Заснула Лида не сразу, спала чутко, пробуждалась: мерещилось, что Василек во сне выборматывает пароль и явки, которые знает только она, что у подъезда фырчит машина, что в дверь дубасят приклады: «Облава!» – что в комнату без стука заходит возвратившаяся от Курта яркая, сильная и несчастная женщина по имени Валя.
И где-то в другом городе в эту ночь ворочался на кровати, пробуждался и вновь ненадолго засыпал немолодой, болезненный, одинокий человек по прозвищу Трость. Он и Лида не знали о существовании друг друга, но невидимые нити связывали их: Лида очутилась здесь с документами, добытыми через посредство Трости, и на военные объекты навел он же – хотя и косвенными путями…
Днем, когда Лида и Василь бродили с улицы на улицу, читали вывески на зданиях, объявления и приказы на столбах и заборах, прислушивались к уличным пересудам, будто невзначай заглядывали на явочные квартиры, получали данные об аэродроме, о самолетах, о штабах, о летном составе, о других подразделениях гарнизона, о настроениях в городе, – у нее не выходила из головы Валя. Павлик, наверное, прав: надо, война. Мысли влекли за собой незримое и постоянное присутствие Павлика Лободы. Ее Павлик – муж, друг, защитник. Она его любит. И он ее любит. А как бы отнесся, окажись Лида на месте Вали? Нет, это невозможно! Все воображу, только не такое… Гуляя по улицам, заходя в магазинчики и лавочки, Лида засекла зенитную батарею, танковый парк и автопарк, крестиками отметила их на городском плане, который мысленно составила. Обшарпанным, разболтанным автобусиком добрались с Василем до конечной остановки, вышли и остолбенели: вдали, у леса, были видны два аэродрома, два, а не один! Напрашивался вывод: какой-то из них ложный, где не боевые самолеты, а фанерные макеты, – это еще предстоит уточнить; тут, возле аэродромов, задерживаться было рискованно, очередным автобусом – в обратный рейс, до центра. Снова вышли. Их обогнал немец-офицер в долгополой шинели, бледнощекий и прыщавый, бесцеремонно заглянул Лиде в лицо, и Лида ему улыбнулась. Офицер незамедлительно пристроился – приложил два пальца к козырьку, коверкая слова, произнес по-русски, что им, кажется, по пути? Лида с любезным поклоном подтвердила: по пути. Они пошли втроем: Лида с офицером впереди, болтая, Василек сзади, молча. Из-за угла показался военный патруль, и Лида, не переставая щебетать и улыбаться, взяла офицера под руку; патрульные оглядели их и прошествовали мимо. Офицер настырно добивался у Лиды свидания – сегодня же в шесть вечера у аптеки, сходим в казино, комендантский час пусть ее не смущает, он сам в комендатуре служит. Лида пообещала прийти, если мама отпустит. «Она у меня строгих правил, господин лейтенант». «О, ошен хорошо, фрейлейн!» Чего хорошего, гитлеровский недоносок, прийти я к тебе не приду, а жаль, у тебя кое-что можно выудить.

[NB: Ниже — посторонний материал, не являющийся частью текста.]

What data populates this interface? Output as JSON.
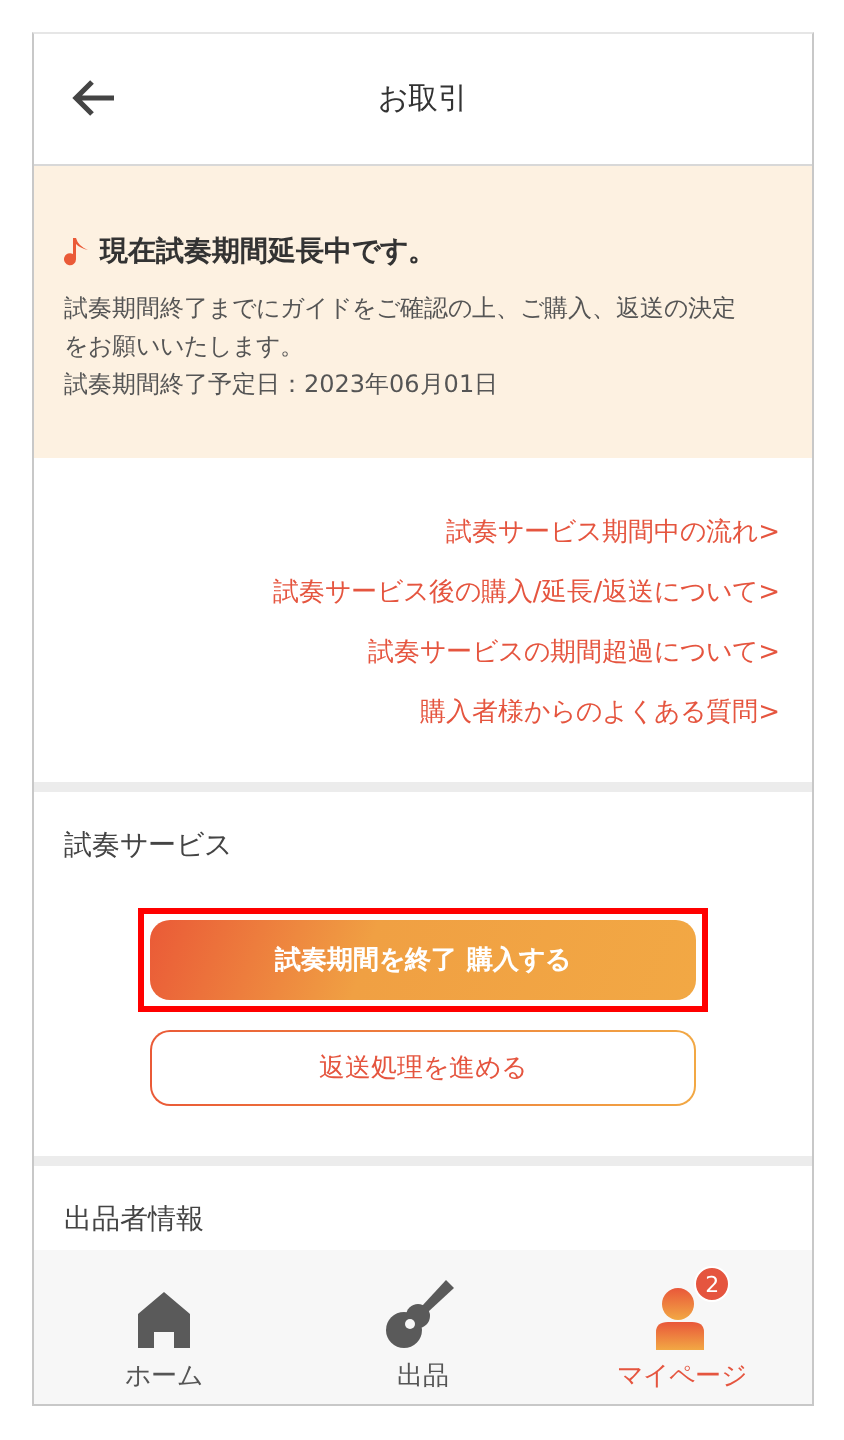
{
  "header": {
    "title": "お取引"
  },
  "notice": {
    "title": "現在試奏期間延長中です。",
    "body": "試奏期間終了までにガイドをご確認の上、ご購入、返送の決定をお願いいたします。",
    "due": "試奏期間終了予定日：2023年06月01日"
  },
  "links": [
    "試奏サービス期間中の流れ>",
    "試奏サービス後の購入/延長/返送について>",
    "試奏サービスの期間超過について>",
    "購入者様からのよくある質問>"
  ],
  "service": {
    "title": "試奏サービス",
    "buttons": [
      {
        "label": "試奏期間を終了 購入する",
        "kind": "primary",
        "highlighted": true
      },
      {
        "label": "返送処理を進める",
        "kind": "secondary",
        "highlighted": false
      }
    ]
  },
  "seller": {
    "title": "出品者情報"
  },
  "tabbar": [
    {
      "label": "ホーム",
      "kind": "home",
      "selected": false
    },
    {
      "label": "出品",
      "kind": "guitar",
      "selected": false
    },
    {
      "label": "マイページ",
      "kind": "mypage",
      "selected": true,
      "badge": "2"
    }
  ]
}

Ночевали Лида с Василем на другой квартире; едва поужинали, не раздеваясь, улеглись валетом на диванчике; комната была маленькая, тесная, на пять человек. Да их двое. Не повернешься. Помокнув под дождем, намаявшись за день, уснули, как убитые. Лида не просыпалась, во сне продолжая – как ни устала – читать вывески оккупантских учреждений, заигрывать с прыщавым лейтенантом, слушать Валентину. Пробудилась от шума автомобиля у ворот, затем в ворота и двери заколотили прикладами; в первый миг подумала: «Приснилось, как у Валентины». Но в следующий поняла: явь. Выглянула в окно: немцы! Внизу крики:
– Хальт! Хенде хох! Партизанен!
И по-русски, с причитаниями:
– Батюшки, облава! В сквере немца убили! Заложников схватят, господи!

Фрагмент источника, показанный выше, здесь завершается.